How Does Oscillator Frequency Affect the Energy Ratio K/E?

[theuniverse]

Homework Statement

Express the ratio of the average kinetic energy K to the average total energy E of the oscillator in terms of the dimensionless quantity ωo/ω.

Homework Equations

I found that:
K = (1/2)mA^2ω^2 sin^2(ωt − δ)
E = (1/2)mA^2[ω^2 sin^2(ωt − δ) + ωo^2 cos^2(ωt − δ)]

The Attempt at a Solution

I know that my answer should be 1/[1 + (ωo/ω)^2].
I also found out that the total energy at the frequency of ω=ωo is: E=(1/2)mA^2ωo^2 (resonance) and I think it somehow relates to this problem.
I'm not quite sure how to reach the answer itself, or to make it more clear - I don't know how to come up with the terms for average K and average E.

Can anyone explain it to me?
Thank you for you time.

 

[issacnewton]

hi

basically, you can average over some time period. for example

K_{avg}=\frac{\int_{t_1}^{t_2}K(t)\,dt}{\int_{t_1}^{t_2}dt}

so how do you get t₁ and t₂ ? you can see that for

t=\frac{\delta}{\omega}

K is zero and again for

t=\frac{\pi+\delta}{\omega}

K is zero again. so we can let
t_1=\frac{\delta}{\omega}

and

t_2=\frac{\pi+\delta}{\omega}

which is the next value of t when K becomes zero. similarly you can average the total energy over the same range

E_{avg}=\frac{\int_{t_1}^{t_2}E(t)\,dt}{\int_{t_1}^{t_2}dt}

and then finally take the ratios...

 

[theuniverse]

I tried to take the integral of the energy expressions I had but the substitution of the t's became very complicated, so I was wondering, does integral [sin^2(ωt − δ)] and integral [cos^2(ωt − δ)] evaluated on the interval of t2 and t1 have a specific solution?

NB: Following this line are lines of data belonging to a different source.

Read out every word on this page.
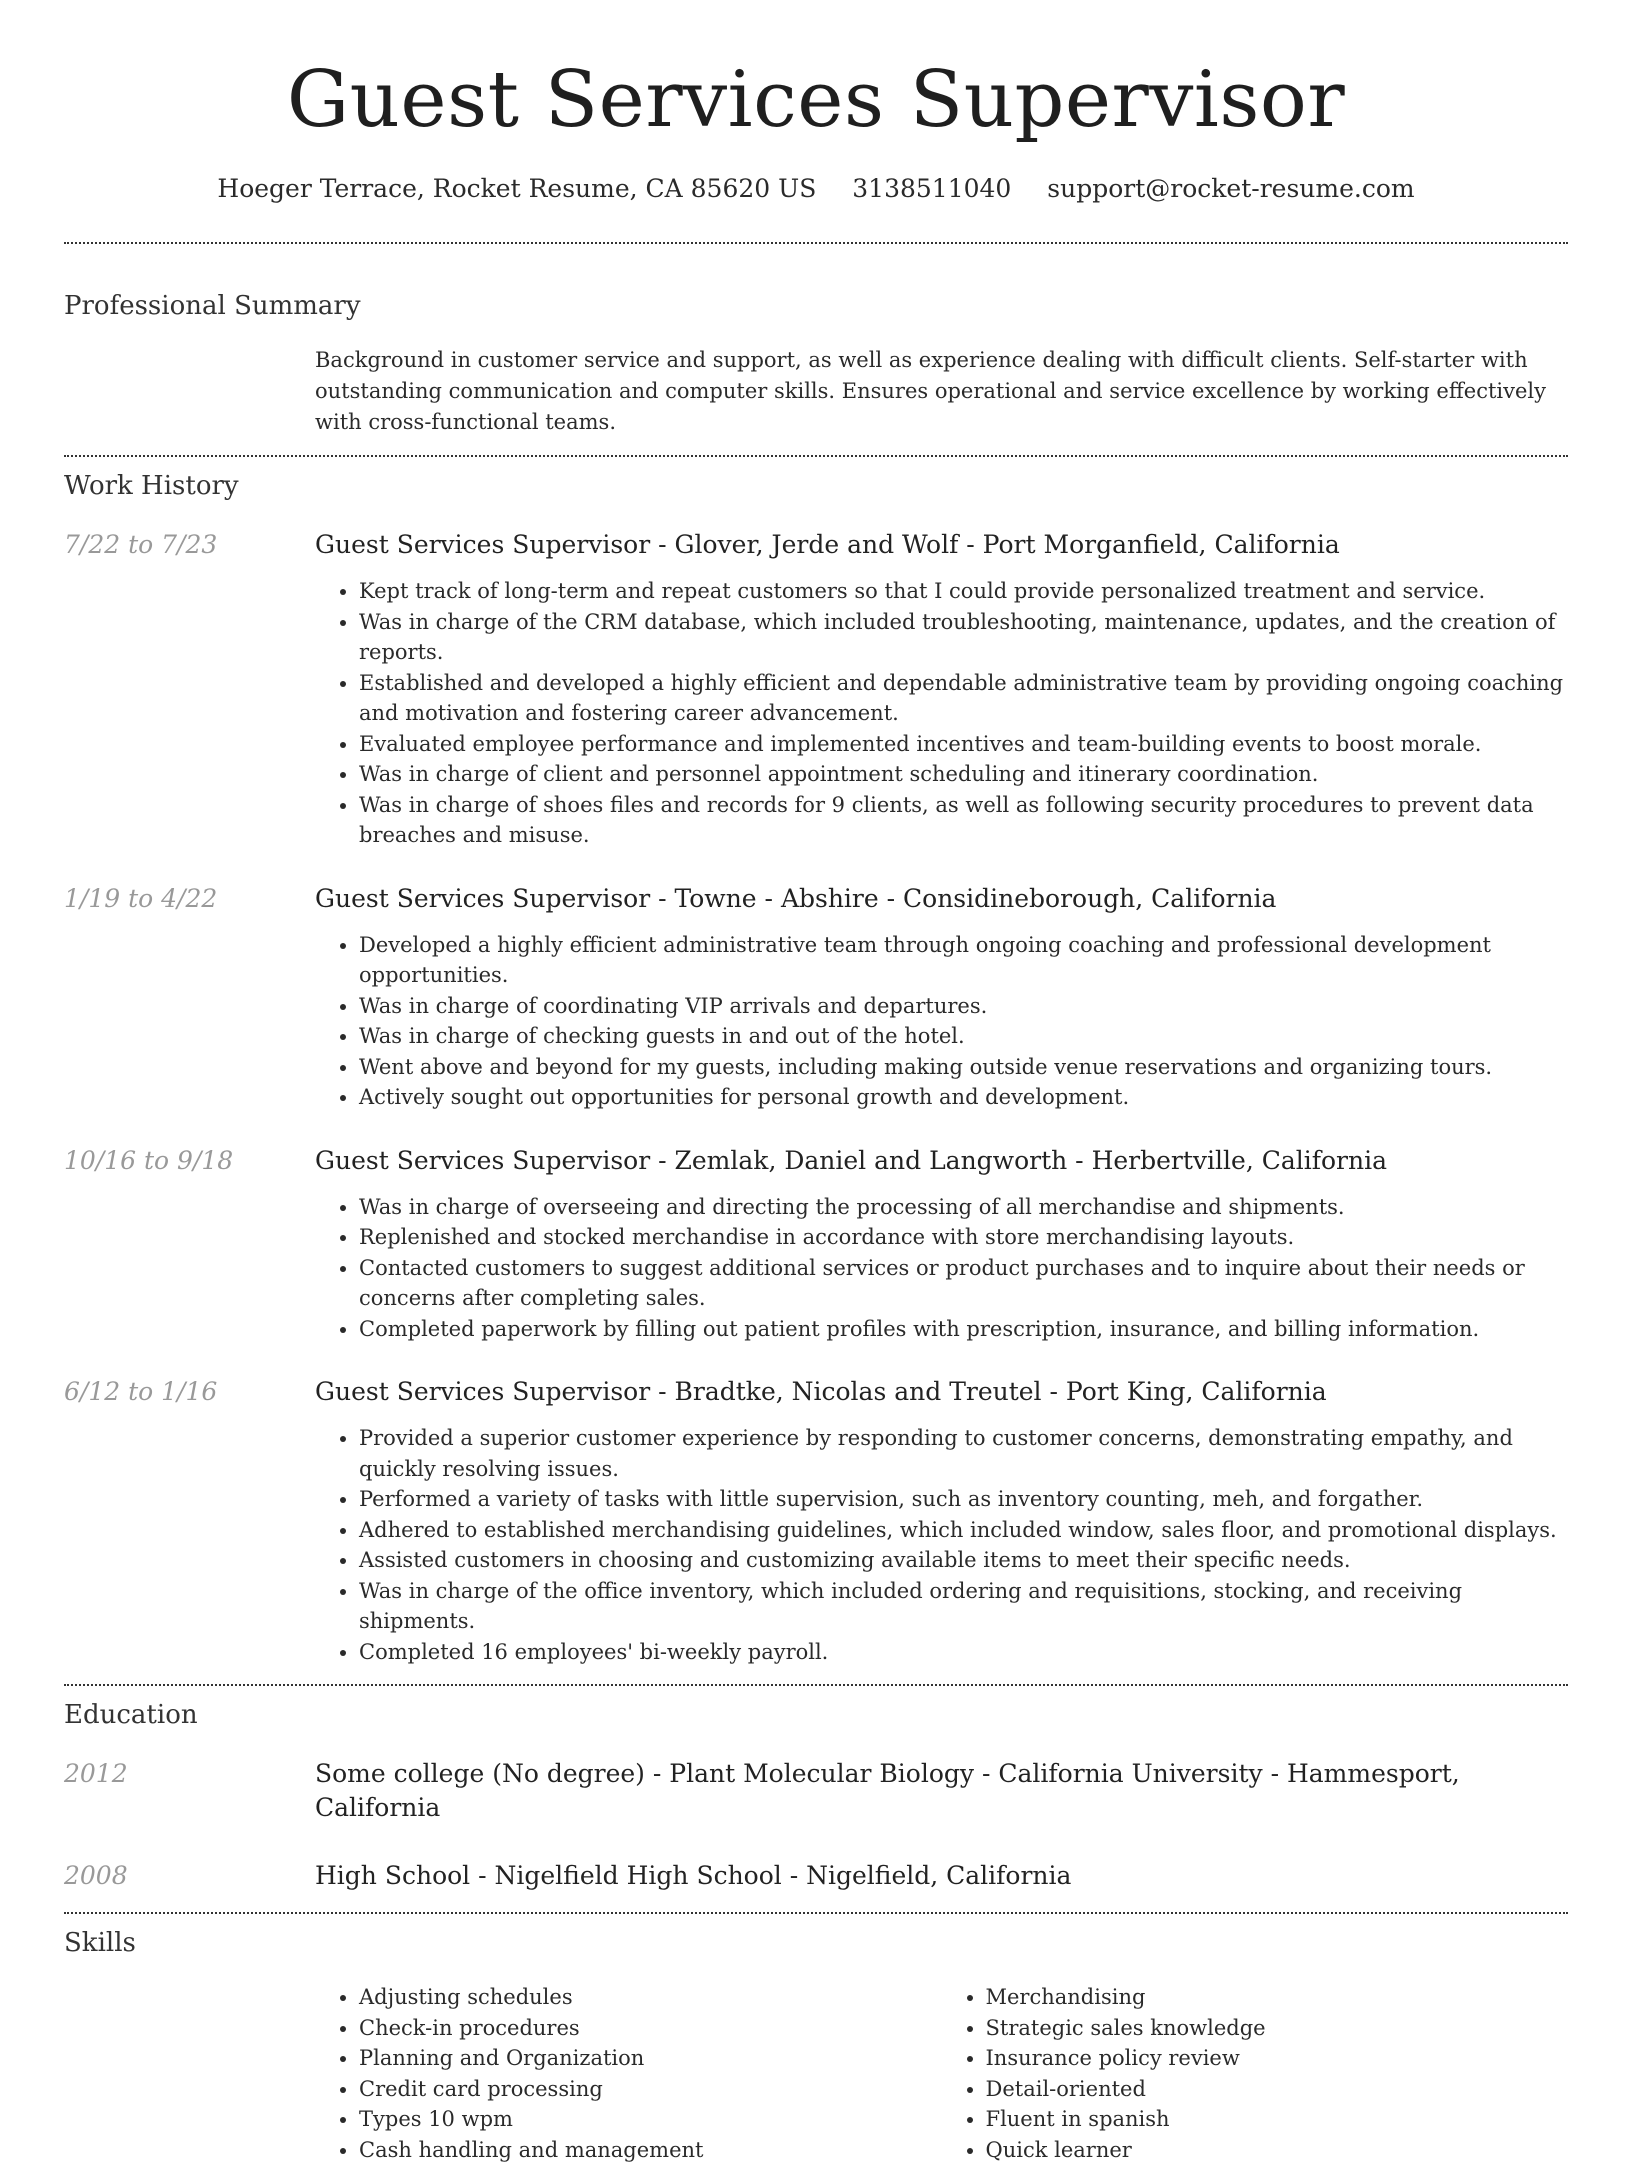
Guest Services Supervisor
Hoeger Terrace, Rocket Resume, CA 85620 US 3138511040 support@rocket-resume.com
Professional Summary
Background in customer service and support, as well as experience dealing with difficult clients. Self-starter with outstanding communication and computer skills. Ensures operational and service excellence by working effectively with cross-functional teams.
Work History
7/22 to 7/23	Guest Services Supervisor - Glover, Jerde and Wolf - Port Morganfield, California
• Kept track of long-term and repeat customers so that I could provide personalized treatment and service.
• Was in charge of the CRM database, which included troubleshooting, maintenance, updates, and the creation of reports.
• Established and developed a highly efficient and dependable administrative team by providing ongoing coaching and motivation and fostering career advancement.
• Evaluated employee performance and implemented incentives and team-building events to boost morale.
• Was in charge of client and personnel appointment scheduling and itinerary coordination.
• Was in charge of shoes files and records for 9 clients, as well as following security procedures to prevent data breaches and misuse.
1/19 to 4/22	Guest Services Supervisor - Towne - Abshire - Considineborough, California
• Developed a highly efficient administrative team through ongoing coaching and professional development opportunities.
• Was in charge of coordinating VIP arrivals and departures.
• Was in charge of checking guests in and out of the hotel.
• Went above and beyond for my guests, including making outside venue reservations and organizing tours.
• Actively sought out opportunities for personal growth and development.
10/16 to 9/18	Guest Services Supervisor - Zemlak, Daniel and Langworth - Herbertville, California
• Was in charge of overseeing and directing the processing of all merchandise and shipments.
• Replenished and stocked merchandise in accordance with store merchandising layouts.
• Contacted customers to suggest additional services or product purchases and to inquire about their needs or concerns after completing sales.
• Completed paperwork by filling out patient profiles with prescription, insurance, and billing information.
6/12 to 1/16	Guest Services Supervisor - Bradtke, Nicolas and Treutel - Port King, California
• Provided a superior customer experience by responding to customer concerns, demonstrating empathy, and quickly resolving issues.
• Performed a variety of tasks with little supervision, such as inventory counting, meh, and forgather.
• Adhered to established merchandising guidelines, which included window, sales floor, and promotional displays.
• Assisted customers in choosing and customizing available items to meet their specific needs.
• Was in charge of the office inventory, which included ordering and requisitions, stocking, and receiving shipments.
• Completed 16 employees' bi-weekly payroll.
Education
2012	Some college (No degree) - Plant Molecular Biology - California University - Hammesport, California
2008	High School - Nigelfield High School - Nigelfield, California
Skills
• Adjusting schedules
• Check-in procedures
• Planning and Organization
• Credit card processing
• Types 10 wpm
• Cash handling and management
• Merchandising
• Strategic sales knowledge
• Insurance policy review
• Detail-oriented
• Fluent in spanish
• Quick learner
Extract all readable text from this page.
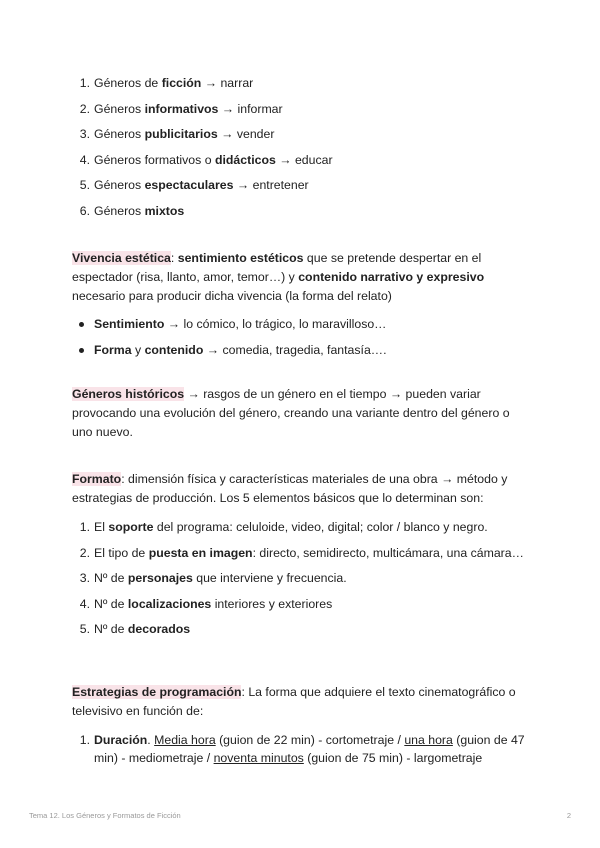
1. Géneros de ficción → narrar
2. Géneros informativos → informar
3. Géneros publicitarios → vender
4. Géneros formativos o didácticos → educar
5. Géneros espectaculares → entretener
6. Géneros mixtos

Vivencia estética: sentimiento estéticos que se pretende despertar en el espectador (risa, llanto, amor, temor…) y contenido narrativo y expresivo necesario para producir dicha vivencia (la forma del relato)

Sentimiento → lo cómico, lo trágico, lo maravilloso…
Forma y contenido → comedia, tragedia, fantasía….

Géneros históricos → rasgos de un género en el tiempo → pueden variar provocando una evolución del género, creando una variante dentro del género o uno nuevo.

Formato: dimensión física y características materiales de una obra → método y estrategias de producción. Los 5 elementos básicos que lo determinan son:

1. El soporte del programa: celuloide, video, digital; color / blanco y negro.
2. El tipo de puesta en imagen: directo, semidirecto, multicámara, una cámara…
3. Nº de personajes que interviene y frecuencia.
4. Nº de localizaciones interiores y exteriores
5. Nº de decorados

Estrategias de programación: La forma que adquiere el texto cinematográfico o televisivo en función de:

1. Duración. Media hora (guion de 22 min) - cortometraje / una hora (guion de 47 min) - mediometraje / noventa minutos (guion de 75 min) - largometraje
Tema 12. Los Géneros y Formatos de Ficción	2
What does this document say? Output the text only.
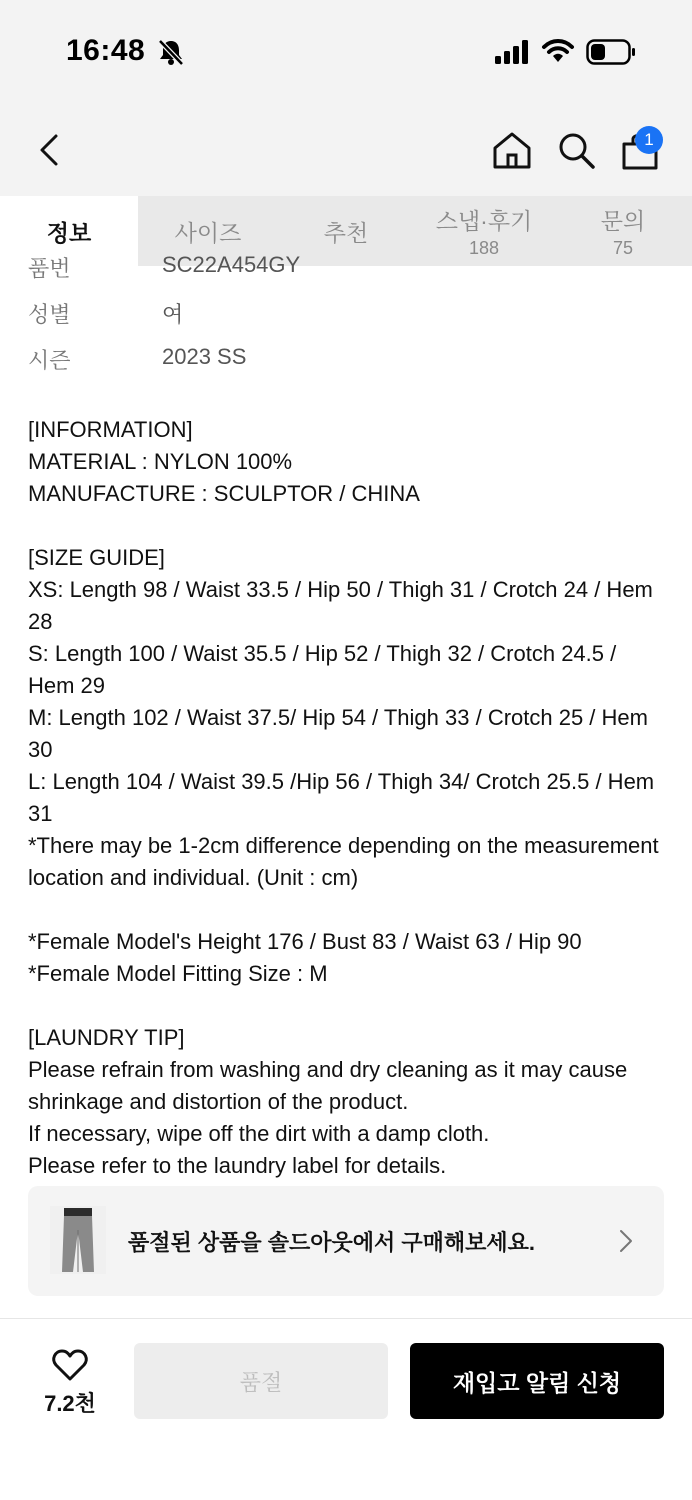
16:48
1
정보	사이즈	추천	스냅·후기
188
문의
75
품번	SC22A454GY
성별	여
시즌	2023 SS

[INFORMATION]

MATERIAL : NYLON 100%

MANUFACTURE : SCULPTOR / CHINA

[SIZE GUIDE]

XS: Length 98 / Waist 33.5 / Hip 50 / Thigh 31 / Crotch 24 / Hem 28

S: Length 100 / Waist 35.5 / Hip 52 / Thigh 32 / Crotch 24.5 / Hem 29

M: Length 102 / Waist 37.5/ Hip 54 / Thigh 33 / Crotch 25 / Hem 30

L: Length 104 / Waist 39.5 /Hip 56 / Thigh 34/ Crotch 25.5 / Hem 31

*There may be 1-2cm difference depending on the measurement location and individual. (Unit : cm)

*Female Model's Height 176 / Bust 83 / Waist 63 / Hip 90

*Female Model Fitting Size : M

[LAUNDRY TIP]

Please refrain from washing and dry cleaning as it may cause shrinkage and distortion of the product.

If necessary, wipe off the dirt with a damp cloth.

Please refer to the laundry label for details.

품절된 상품을 솔드아웃에서 구매해보세요.
7.2천
품절	재입고 알림 신청
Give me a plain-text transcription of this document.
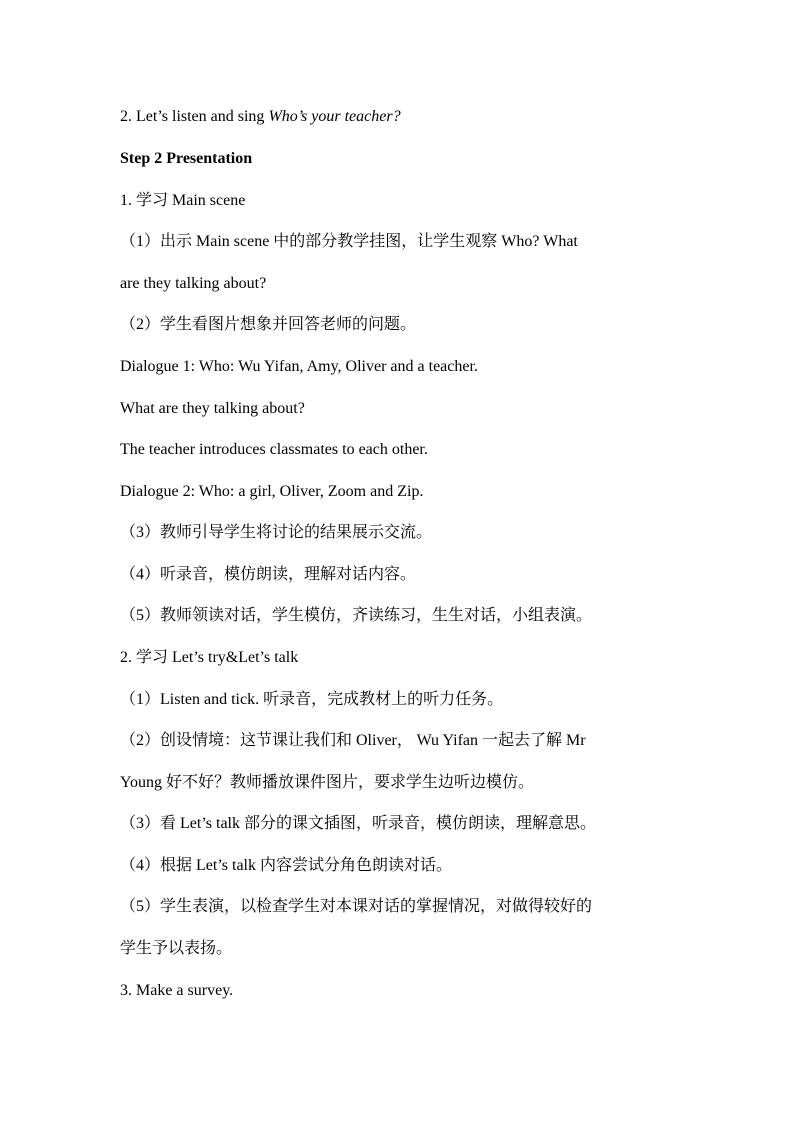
2. Let’s listen and sing Who’s your teacher?
Step 2 Presentation
1. 学习 Main scene
（1）出示 Main scene 中的部分教学挂图，让学生观察 Who? What
are they talking about?
（2）学生看图片想象并回答老师的问题。
Dialogue 1: Who: Wu Yifan, Amy, Oliver and a teacher.
What are they talking about?
The teacher introduces classmates to each other.
Dialogue 2: Who: a girl, Oliver, Zoom and Zip.
（3）教师引导学生将讨论的结果展示交流。
（4）听录音，模仿朗读，理解对话内容。
（5）教师领读对话，学生模仿，齐读练习，生生对话，小组表演。
2. 学习 Let’s try&Let’s talk
（1）Listen and tick. 听录音，完成教材上的听力任务。
（2）创设情境：这节课让我们和 Oliver， Wu Yifan 一起去了解 Mr
Young 好不好？教师播放课件图片，要求学生边听边模仿。
（3）看 Let’s talk 部分的课文插图，听录音，模仿朗读，理解意思。
（4）根据 Let’s talk 内容尝试分角色朗读对话。
（5）学生表演，以检查学生对本课对话的掌握情况，对做得较好的
学生予以表扬。
3. Make a survey.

I know that the integral of [sin^2(ωt − δ)] over any complete period of oscillation T is equal to T/2. However I am not sure how to apply this to my problem.

I'd appreciate any further input.

 

[issacnewton]

use trigonometric identities to solve the integrals

\sin^2(\omega t-\delta)=\frac{1}{2}\left[1-\cos\,2(\omega t-\delta)\right]

and similar one for the other\cos^2(\omega t-\delta)=\frac{1}{2}\left[1+\cos\,2(\omega t-\delta)\right]